As has been the recurring thread of all domestic economic data and analyst and economist assessments, the shedding of the tax remains the main drag on the economy, with Khosa noting that disruptions have been “relentless” and disrupted activity across all sectors .

“Seven out of the 10 major sectors shrank during the quarter, with the main drag coming from lower value added in the financial sector, followed by trade, hospitality and accommodation. The added value of electricity and water also fell for the third consecutive quarter due to continued failures at Eskom’s power plants,” he said.

In addition to power shortages, export-oriented industries were hit by slower demand in major economies and lower global commodity prices. As a result, the manufacturing and mining industries shrank.

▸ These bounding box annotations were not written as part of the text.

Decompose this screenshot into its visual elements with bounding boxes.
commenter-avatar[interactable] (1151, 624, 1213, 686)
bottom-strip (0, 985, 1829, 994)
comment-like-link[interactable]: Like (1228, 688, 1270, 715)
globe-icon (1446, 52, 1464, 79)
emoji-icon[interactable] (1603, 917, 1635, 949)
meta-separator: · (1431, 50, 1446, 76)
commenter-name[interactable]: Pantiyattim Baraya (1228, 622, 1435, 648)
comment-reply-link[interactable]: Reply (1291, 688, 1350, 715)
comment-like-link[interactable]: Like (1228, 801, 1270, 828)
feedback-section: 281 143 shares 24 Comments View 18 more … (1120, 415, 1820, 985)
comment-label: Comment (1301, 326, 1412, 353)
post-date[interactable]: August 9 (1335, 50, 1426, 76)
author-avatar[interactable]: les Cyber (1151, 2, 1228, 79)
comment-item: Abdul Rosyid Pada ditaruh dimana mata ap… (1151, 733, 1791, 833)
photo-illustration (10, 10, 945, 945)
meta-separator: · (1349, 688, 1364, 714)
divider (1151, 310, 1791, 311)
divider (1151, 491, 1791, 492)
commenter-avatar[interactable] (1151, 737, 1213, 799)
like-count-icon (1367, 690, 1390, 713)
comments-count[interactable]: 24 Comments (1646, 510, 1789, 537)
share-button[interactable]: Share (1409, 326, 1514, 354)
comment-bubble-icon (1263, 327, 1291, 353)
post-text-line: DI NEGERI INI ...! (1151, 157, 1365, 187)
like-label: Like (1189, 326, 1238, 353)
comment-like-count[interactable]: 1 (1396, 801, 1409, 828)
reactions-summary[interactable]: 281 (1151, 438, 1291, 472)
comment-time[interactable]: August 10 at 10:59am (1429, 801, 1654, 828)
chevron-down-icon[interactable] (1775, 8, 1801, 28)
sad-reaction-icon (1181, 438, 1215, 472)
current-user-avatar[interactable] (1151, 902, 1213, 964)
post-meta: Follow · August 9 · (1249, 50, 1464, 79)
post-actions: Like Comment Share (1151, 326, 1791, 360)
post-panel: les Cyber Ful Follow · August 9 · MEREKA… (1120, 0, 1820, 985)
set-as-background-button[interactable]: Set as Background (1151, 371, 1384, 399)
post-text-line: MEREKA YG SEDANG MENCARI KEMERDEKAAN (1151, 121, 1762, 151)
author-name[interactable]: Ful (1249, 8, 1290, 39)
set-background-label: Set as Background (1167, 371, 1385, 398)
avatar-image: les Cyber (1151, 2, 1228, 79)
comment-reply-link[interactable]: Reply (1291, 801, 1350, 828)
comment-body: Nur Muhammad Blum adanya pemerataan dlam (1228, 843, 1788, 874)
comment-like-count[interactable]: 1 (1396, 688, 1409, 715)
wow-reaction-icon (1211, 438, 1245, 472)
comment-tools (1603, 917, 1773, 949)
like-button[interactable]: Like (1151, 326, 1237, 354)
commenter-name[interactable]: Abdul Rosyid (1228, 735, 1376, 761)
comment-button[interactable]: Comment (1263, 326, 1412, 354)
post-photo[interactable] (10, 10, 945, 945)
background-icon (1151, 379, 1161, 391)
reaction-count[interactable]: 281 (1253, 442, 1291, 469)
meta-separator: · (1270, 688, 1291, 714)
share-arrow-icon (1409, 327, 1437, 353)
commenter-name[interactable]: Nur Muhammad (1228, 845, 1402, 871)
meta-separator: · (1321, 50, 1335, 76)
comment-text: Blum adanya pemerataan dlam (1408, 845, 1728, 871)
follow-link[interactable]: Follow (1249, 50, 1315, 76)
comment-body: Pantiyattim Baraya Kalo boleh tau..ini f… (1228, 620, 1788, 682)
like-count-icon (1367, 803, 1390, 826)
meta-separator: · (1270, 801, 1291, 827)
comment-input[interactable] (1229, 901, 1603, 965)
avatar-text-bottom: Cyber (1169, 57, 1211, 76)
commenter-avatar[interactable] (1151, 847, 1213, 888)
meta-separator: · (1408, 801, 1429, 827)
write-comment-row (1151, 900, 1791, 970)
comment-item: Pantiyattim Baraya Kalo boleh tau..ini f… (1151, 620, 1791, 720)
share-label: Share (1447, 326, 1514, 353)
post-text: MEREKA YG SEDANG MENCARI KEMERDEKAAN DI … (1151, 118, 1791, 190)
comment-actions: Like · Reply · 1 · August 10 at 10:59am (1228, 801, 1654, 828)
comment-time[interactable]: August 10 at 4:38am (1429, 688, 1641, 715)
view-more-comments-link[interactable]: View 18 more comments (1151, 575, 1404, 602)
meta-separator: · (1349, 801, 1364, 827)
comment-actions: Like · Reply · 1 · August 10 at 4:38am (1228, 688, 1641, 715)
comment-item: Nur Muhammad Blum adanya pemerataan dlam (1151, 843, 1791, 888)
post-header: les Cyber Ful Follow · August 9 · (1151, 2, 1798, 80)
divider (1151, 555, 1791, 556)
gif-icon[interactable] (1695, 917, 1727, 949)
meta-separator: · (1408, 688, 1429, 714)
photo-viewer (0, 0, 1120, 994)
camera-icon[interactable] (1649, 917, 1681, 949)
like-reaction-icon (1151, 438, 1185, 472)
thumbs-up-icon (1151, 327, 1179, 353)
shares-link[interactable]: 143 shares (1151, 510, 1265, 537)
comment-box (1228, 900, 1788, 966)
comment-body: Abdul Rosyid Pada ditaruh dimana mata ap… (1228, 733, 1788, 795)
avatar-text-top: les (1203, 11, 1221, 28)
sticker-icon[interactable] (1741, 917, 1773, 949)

Personal services surprised positively despite tight household finances, with value added recovering after a decline in the third quarter. Construction, transportation and communications also grew, albeit at a slower pace.

On the spending side, the latest statistics are mixed, Khosa said, but they suggest the economy faced further setbacks in early 2023.

Again, continued tax shedding remained the main issue.

“Frustrations caused by power shortages continued to weigh on confidence,” said the economist.

As a result, the growth outlook for the remainder of the year has been revised significantly downwards. The SARB has revised its real GDP growth forecasts for 2023 from 0.3% in January and 1.1% in November last year to 0.2% in March.

National Treasury cut its forecast to a moderate 0.9% in February from 1.4% at the time of its Medium Term Budget Policy Statement (MTBPS) last October.